Inflation to top 4% but King rules out rate rise

Hugo Duncan
18 Jun 2008


Bank of England Governor Mervyn King today warned inflation will surge above 4% this year - but moved to allay fears interest rates will have to rise.

He ripped up forecasts made just a month ago after shocking figures showed inflation jumped well above the 2% target to 3.3% in May.

The dramatic increase triggered an open letter from King to Chancellor of the Exchequer Alistair Darling to explain why inflation was so high and what he plans to do about it.

It was only the second such letter to be penned since the Bank was given independence when New Labour came to power in 1997. The first was in April last year after inflation for March hit 3.1%.

King blamed the hike seen today on higher prices for food, fuel, gas and electricity. He said he now expects inflation to "rise sharply in the second half of the year to above 4%" and "remain markedly above target well into 2009".

In May's inflation report, he predicted inflation to peak at little over 3.5% before returning to target, but today hen said oil prices have risen another 15% since then. Crude hit a record high of almost $140 a barrel last night. The pound surged against currencies around the world immediately after the inflation figures were released on expectations that the Bank will raise interest rates. However, it gave back much of the gains after King warned that rate rises could send the economy into crisis and possibly recession.

"The [monetary policy] committee believes that, if Bank Rate were set to bring inflation back to target within the next 12 months, the result would be unnecessary volatility in output and employment," he wrote in the letter. "So the committee is aiming to return inflation to the 2% target within around two years, when the present sharp rises in energy and food prices will have dropped out.

"The path of Bank Rate that will be necessary to meet the 2% target is uncertain.
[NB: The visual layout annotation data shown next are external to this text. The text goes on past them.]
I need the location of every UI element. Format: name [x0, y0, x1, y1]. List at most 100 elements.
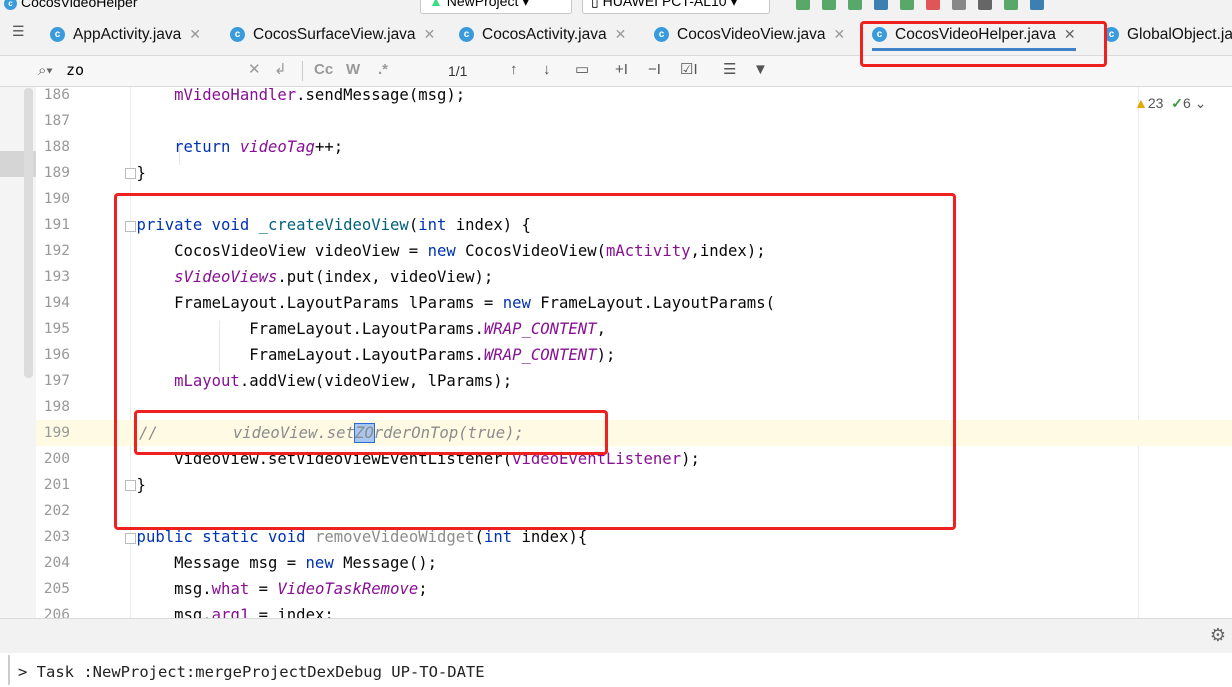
code-line-204: 204 Message msg = new Message(); — [36, 550, 1232, 576]
new-line-icon[interactable]: ↲ — [274, 61, 287, 79]
sdk-manager-icon[interactable] — [1004, 0, 1018, 10]
tab-appactivity[interactable]: c AppActivity.java ✕ — [50, 14, 201, 55]
tab-cocossurfaceview[interactable]: c CocosSurfaceView.java ✕ — [230, 14, 435, 55]
match-case-button[interactable]: Cc — [314, 61, 333, 79]
line-number: 187 — [43, 113, 70, 129]
code-line-205: 205 msg.what = VideoTaskRemove; — [36, 576, 1232, 602]
warning-count: 23 — [1147, 95, 1164, 111]
line-number: 196 — [43, 347, 70, 363]
check-icon: ✓ — [1171, 95, 1183, 111]
line-number: 203 — [43, 529, 70, 545]
code-line-189: 189 } — [36, 160, 1232, 186]
line-number: 194 — [43, 295, 70, 311]
title-bar: c CocosVideoHelper ▲ NewProject ▾ ▯ HUAWE… — [0, 0, 1232, 14]
rerun-icon[interactable] — [796, 0, 810, 10]
window-title-text: CocosVideoHelper — [21, 0, 138, 10]
code-line-188: 188 return videoTag++; — [36, 134, 1232, 160]
project-scrollbar[interactable] — [24, 88, 33, 378]
code-text: msg.what = VideoTaskRemove; — [99, 580, 428, 598]
add-occurrence-icon[interactable]: +I — [615, 61, 628, 79]
window-title: c CocosVideoHelper — [4, 0, 137, 10]
tab-label: CocosVideoView.java — [677, 25, 826, 43]
annotation-box-active-tab — [860, 21, 1107, 67]
class-icon: c — [230, 27, 245, 42]
annotation-box-commented-line — [134, 410, 608, 455]
in-selection-icon[interactable]: ▭ — [575, 61, 589, 79]
close-icon[interactable]: ✕ — [834, 26, 846, 43]
select-all-occurrences-icon[interactable]: ☑I — [680, 61, 698, 79]
match-count: 1/1 — [448, 63, 468, 79]
build-output-panel: ⚙ > Task :NewProject:mergeProjectDexDebu… — [0, 618, 1232, 687]
debug-icon[interactable] — [874, 0, 888, 10]
regex-button[interactable]: .* — [378, 61, 388, 79]
annotation-box-method — [114, 193, 956, 530]
line-number: 206 — [43, 607, 70, 618]
tabs-menu-icon[interactable]: ☰ — [12, 24, 26, 38]
line-number: 193 — [43, 269, 70, 285]
console-gutter — [8, 655, 10, 685]
tab-label: CocosSurfaceView.java — [253, 25, 416, 43]
line-number: 201 — [43, 477, 70, 493]
code-text: mVideoHandler.sendMessage(msg); — [99, 87, 466, 104]
close-icon[interactable]: ✕ — [424, 26, 436, 43]
weak-warning-count: 6 — [1182, 95, 1191, 111]
next-occurrence-icon[interactable]: ↓ — [543, 61, 551, 79]
tab-globalobject[interactable]: cGlobalObject.java — [1104, 14, 1232, 55]
inspection-widget[interactable]: ▲23 ✓6 ⌄ — [1134, 95, 1206, 112]
chevron-down-icon: ⌄ — [1194, 95, 1207, 111]
previous-occurrence-icon[interactable]: ↑ — [510, 61, 518, 79]
divider — [302, 61, 303, 81]
search-input[interactable] — [66, 59, 244, 81]
tab-label: AppActivity.java — [73, 25, 182, 43]
line-number: 197 — [43, 373, 70, 389]
layout-inspector-icon[interactable] — [1030, 0, 1044, 10]
gear-icon[interactable]: ⚙ — [1210, 625, 1226, 646]
line-number: 205 — [43, 581, 70, 597]
fold-marker-icon[interactable] — [125, 533, 136, 544]
console-output-line: > Task :NewProject:mergeProjectDexDebug … — [18, 663, 485, 681]
remove-occurrence-icon[interactable]: −I — [648, 61, 661, 79]
tab-cocosactivity[interactable]: c CocosActivity.java ✕ — [459, 14, 626, 55]
search-icon[interactable]: ⌕▾ — [38, 62, 53, 79]
tab-label: CocosActivity.java — [482, 25, 607, 43]
warning-icon: ▲ — [1134, 95, 1148, 111]
line-number: 200 — [43, 451, 70, 467]
code-text: Message msg = new Message(); — [99, 554, 437, 572]
class-icon: c — [654, 27, 669, 42]
line-number: 190 — [43, 191, 70, 207]
line-number: 188 — [43, 139, 70, 155]
close-icon[interactable]: ✕ — [189, 26, 201, 43]
fold-marker-icon[interactable] — [125, 168, 136, 179]
line-number: 186 — [43, 87, 70, 103]
android-icon: ▲ — [429, 0, 447, 9]
run-config-label: NewProject — [446, 0, 519, 9]
class-icon: c — [459, 27, 474, 42]
code-text: msg.arg1 = index; — [99, 606, 334, 618]
device-selector[interactable]: ▯ HUAWEI PCT-AL10 ▾ — [582, 0, 770, 14]
avd-manager-icon[interactable] — [978, 0, 992, 10]
line-number: 198 — [43, 399, 70, 415]
sync-icon[interactable] — [952, 0, 966, 10]
line-number: 195 — [43, 321, 70, 337]
apply-code-changes-icon[interactable] — [848, 0, 862, 10]
run-config-selector[interactable]: ▲ NewProject ▾ — [420, 0, 572, 14]
attach-debugger-icon[interactable] — [900, 0, 914, 10]
clear-icon[interactable]: ✕ — [248, 61, 261, 79]
line-number: 192 — [43, 243, 70, 259]
toolbar-icons — [796, 0, 1044, 10]
tab-cocosvideoview[interactable]: c CocosVideoView.java ✕ — [654, 14, 845, 55]
filter-options-icon[interactable]: ☰ — [723, 61, 736, 79]
panel-header: ⚙ — [0, 619, 1232, 653]
device-label: HUAWEI PCT-AL10 — [602, 0, 727, 9]
line-number: 199 — [43, 425, 70, 441]
apply-changes-icon[interactable] — [822, 0, 836, 10]
line-number: 189 — [43, 165, 70, 181]
stop-icon[interactable] — [926, 0, 940, 10]
whole-words-button[interactable]: W — [346, 61, 360, 79]
code-line-186: 186 mVideoHandler.sendMessage(msg); — [36, 87, 1232, 108]
close-icon[interactable]: ✕ — [615, 26, 627, 43]
line-number: 191 — [43, 217, 70, 233]
code-line-187: 187 — [36, 108, 1232, 134]
device-icon: ▯ — [591, 0, 603, 9]
filter-icon[interactable]: ▼ — [753, 61, 768, 79]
The MPC will continue to make its judgment about the appropriate level of Bank Rate month by month."

Economists said the letter struck a "dovish" tone, and suggested the Bank was not prepared to raise rates to rein in inflation. However, they also said there was little chance of a cut this year despite the prospect of a sharp and prolonged slowdown in the economy and threat of recession. The Bank has cut rates from 5.75% to 5% since December.

King said he was "concerned about the present and prospective period of above-target inflation", and it was vital that inflation expectations were kept under control and wages did not spiral.

He said he expects inflation to return to target eventually, but added: "To return inflation to target, it will be necessary for economic growth to slow this year. A slowdown is already in train.

"Moreover, the prospective squeeze on real incomes associated with higher inflation, together with the reduced availability of credit, is likely to lead to a further slowing in activity this year."

King added: "The committee will maintain price stability by ensuring that the rise in inflation is temporary and that it returns to the 2% target."